Build strategic demand partnerships and ensure you are in a position to predict rather than guess the value of your CTV inventory and audiences as they grow. Don’t pull away from transparency conversations but instead lean into them and earn buyers trust.
CTV ad serving strategy
Getting your CTV ad serving infrastructure right is crucial when it comes to growing your advertising demand. Ensure you have a robust strategy around ad podding and can offer both traditional TV and digital buyers alike an ad break that looks and feels like linear TV but on an ad-funded streaming app.
Ad serving can often be overlooked when it comes to monetisation strategies, however, this should sit at the centre of all advertising growth plans due to the strategic value that exists in real-time ad pod yield decisioning.
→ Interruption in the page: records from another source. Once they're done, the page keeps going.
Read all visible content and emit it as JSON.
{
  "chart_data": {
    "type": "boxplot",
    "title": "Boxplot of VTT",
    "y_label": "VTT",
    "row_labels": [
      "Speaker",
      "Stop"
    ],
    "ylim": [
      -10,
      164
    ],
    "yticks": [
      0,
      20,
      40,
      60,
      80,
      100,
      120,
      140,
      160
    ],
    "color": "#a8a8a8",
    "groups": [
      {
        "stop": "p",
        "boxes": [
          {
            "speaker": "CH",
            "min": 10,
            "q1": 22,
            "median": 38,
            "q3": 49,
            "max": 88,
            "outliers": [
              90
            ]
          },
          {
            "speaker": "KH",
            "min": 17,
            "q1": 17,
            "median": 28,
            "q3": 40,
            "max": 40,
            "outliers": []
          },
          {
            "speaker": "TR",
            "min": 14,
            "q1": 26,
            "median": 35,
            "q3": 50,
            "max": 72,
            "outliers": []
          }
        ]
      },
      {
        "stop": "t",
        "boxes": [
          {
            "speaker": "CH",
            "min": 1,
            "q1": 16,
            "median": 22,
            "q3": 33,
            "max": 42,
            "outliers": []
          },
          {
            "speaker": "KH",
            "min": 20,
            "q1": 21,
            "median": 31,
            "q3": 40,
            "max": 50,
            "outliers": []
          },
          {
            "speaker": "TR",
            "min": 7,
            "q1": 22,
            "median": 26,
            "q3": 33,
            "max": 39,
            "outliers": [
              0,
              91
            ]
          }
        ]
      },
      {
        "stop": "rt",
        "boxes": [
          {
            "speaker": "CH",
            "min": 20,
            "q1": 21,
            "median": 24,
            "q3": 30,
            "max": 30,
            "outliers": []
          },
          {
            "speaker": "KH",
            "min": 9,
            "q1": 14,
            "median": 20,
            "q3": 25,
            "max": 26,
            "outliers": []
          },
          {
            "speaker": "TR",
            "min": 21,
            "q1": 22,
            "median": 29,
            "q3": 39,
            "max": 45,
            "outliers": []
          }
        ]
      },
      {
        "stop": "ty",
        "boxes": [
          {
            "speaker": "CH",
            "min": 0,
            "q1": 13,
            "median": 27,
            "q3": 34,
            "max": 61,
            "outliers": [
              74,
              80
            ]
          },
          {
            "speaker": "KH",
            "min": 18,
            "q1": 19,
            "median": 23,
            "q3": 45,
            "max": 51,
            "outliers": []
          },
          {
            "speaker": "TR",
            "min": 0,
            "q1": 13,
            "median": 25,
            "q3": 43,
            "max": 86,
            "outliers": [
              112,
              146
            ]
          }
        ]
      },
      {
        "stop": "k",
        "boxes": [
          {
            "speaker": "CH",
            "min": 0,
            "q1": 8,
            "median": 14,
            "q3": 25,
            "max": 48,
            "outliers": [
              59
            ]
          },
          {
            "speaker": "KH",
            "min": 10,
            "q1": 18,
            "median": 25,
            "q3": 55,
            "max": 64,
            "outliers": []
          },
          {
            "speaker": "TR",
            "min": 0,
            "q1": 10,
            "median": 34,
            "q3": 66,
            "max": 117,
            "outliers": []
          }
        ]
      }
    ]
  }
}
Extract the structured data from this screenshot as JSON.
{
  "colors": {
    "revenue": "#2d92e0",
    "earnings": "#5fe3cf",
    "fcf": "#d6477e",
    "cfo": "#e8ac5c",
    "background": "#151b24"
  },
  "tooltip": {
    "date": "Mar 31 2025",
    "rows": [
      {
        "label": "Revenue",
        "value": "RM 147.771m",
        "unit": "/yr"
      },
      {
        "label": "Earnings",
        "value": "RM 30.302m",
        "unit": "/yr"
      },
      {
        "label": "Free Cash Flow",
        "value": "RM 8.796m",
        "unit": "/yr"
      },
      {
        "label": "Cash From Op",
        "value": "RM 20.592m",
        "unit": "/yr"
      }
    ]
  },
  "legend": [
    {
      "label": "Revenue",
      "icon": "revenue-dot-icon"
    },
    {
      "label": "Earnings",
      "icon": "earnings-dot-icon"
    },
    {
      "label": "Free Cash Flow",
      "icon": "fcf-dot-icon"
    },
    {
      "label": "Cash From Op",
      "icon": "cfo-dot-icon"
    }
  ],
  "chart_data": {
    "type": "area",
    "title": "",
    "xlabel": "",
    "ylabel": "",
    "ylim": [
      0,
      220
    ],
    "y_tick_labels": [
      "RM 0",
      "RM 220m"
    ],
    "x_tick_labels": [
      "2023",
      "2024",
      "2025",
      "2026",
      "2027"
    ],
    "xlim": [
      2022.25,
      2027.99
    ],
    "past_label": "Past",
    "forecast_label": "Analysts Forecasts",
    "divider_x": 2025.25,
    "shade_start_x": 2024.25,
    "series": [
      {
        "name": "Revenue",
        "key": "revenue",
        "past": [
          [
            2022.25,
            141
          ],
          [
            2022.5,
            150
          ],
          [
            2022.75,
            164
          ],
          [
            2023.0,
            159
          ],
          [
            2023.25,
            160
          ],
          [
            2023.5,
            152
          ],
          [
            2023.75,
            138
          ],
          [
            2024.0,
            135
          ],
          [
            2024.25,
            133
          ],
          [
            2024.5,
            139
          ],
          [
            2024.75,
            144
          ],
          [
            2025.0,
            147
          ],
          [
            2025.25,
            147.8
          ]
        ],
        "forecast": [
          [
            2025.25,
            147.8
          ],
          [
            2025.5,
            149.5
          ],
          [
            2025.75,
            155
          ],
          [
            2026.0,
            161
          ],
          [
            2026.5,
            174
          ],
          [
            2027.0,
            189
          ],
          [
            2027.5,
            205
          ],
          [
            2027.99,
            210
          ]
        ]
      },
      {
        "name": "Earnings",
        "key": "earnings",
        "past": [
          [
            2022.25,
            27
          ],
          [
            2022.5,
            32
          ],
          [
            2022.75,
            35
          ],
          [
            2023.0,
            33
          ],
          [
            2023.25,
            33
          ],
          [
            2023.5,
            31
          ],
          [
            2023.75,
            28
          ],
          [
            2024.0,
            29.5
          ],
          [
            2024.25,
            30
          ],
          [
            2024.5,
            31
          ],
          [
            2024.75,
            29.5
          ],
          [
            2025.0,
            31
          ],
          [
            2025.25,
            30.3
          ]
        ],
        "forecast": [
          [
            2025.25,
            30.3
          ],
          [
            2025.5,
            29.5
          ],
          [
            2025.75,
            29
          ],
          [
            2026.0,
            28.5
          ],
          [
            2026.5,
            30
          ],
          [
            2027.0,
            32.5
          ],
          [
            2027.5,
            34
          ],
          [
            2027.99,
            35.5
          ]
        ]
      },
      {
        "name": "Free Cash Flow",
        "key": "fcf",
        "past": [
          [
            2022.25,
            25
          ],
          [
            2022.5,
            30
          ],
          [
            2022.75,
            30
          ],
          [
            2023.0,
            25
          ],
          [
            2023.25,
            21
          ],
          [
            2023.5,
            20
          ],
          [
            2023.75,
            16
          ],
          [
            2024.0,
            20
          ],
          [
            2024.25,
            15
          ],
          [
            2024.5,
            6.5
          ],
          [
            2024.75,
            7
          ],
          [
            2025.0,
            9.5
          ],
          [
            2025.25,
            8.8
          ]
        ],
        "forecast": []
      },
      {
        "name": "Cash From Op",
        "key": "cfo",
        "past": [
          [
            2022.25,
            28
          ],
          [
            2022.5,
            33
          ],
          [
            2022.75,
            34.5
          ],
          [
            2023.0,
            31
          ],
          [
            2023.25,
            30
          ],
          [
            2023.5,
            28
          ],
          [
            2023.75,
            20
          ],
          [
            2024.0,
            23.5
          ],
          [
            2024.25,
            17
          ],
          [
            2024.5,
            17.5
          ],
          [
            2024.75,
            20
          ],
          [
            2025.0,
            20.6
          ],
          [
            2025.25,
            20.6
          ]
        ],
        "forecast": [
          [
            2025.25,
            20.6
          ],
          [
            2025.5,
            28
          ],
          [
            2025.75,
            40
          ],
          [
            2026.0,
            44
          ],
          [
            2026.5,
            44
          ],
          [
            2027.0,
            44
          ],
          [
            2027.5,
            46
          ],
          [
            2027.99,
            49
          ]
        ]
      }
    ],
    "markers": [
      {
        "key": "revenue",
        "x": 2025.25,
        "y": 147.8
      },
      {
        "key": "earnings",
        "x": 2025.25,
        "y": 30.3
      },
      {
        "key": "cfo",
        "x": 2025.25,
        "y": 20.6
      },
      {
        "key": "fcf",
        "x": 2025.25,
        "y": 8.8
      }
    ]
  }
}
TV buyers will expect advanced ad break controls that enable them to secure ad slot positions within an ad pod and to manage aspects like competitive ad separation, as these are all variables they have been able to control in traditional TV ad buys.
Digital buyers are now also proactively targeting AVOD apps which have implemented ad pods as the frequency controls they support are often a key requirement for the majority of digital ad budgets your direct sales team will be pitching for.
With the captive and engaged audience your app has, it is critical that the infrastructure that supports the delivery of ad from brand to viewer works, which is why you should think about what your ad stitching practices look like because viewers are dialling back on time in AVOD apps where they are served the same ads back to back, or where they have to sit through several seconds of blank screen while a third-party ad server is called, in favour of streaming services that can deliver them a seamless viewing experience.
A server-side ad insertion (SSAI) infrastructure built for programmatic can guarantee there will be no issues with the delivery of the ad to your viewer and can scale ad stitching as your OTT audiences grow; However, the viewability measurement metric is a feature you need to work with the likes of IAS, DoubleVerify, et al. on to ensure you can meet buyers requirements to better understand ‘viewability’ within the CTV app you are selling.
The growth in AVOD apps over the last 12 months means viewers have choice, don’t let a poor ad break experience result in lost eyeballs as this will impact your sales teams ability to secure ad budgets.
Conclusion
Brands, advertising agencies, DSPs, and SSPs, are all increasing the amount of money they invest in CTV this year. This checklist below will help you to better understand the actionable steps you can take to grow your share of these streaming advertising budgets.
- Have a CTV-fluent sales team. Are your direct sellers confident speaking to the points we have raised?
- Let buyers manage frequency and competitive ad separation in your apps. Do you have an ad break monetisation strategy? Where each slot can be sold for the best value?
- Ad breakage is so 2020 - Are you 100% delivering a seamless experience using trusted SSAI to blend content and ads?
- Entertain open relationships with all SSPs and buyers. Are you equipped to orchestrate a unified auction letting you capture any demand flowing to CTV?
- Strive for data-driven optimisations and full transparency. Do you have easy access to actionable raw data to navigate performance results across your inventory? Are your yield strategies based on guesswork or tangible auction logs?
Work with your CTV ad server such as Publica or others to better understand how they can help you to build the ad breaks and surface the insights required by advertisers to increase their demand with you.
The budgets exist today, you just have to provide a CTV-first infrastructure that can both capture and support them.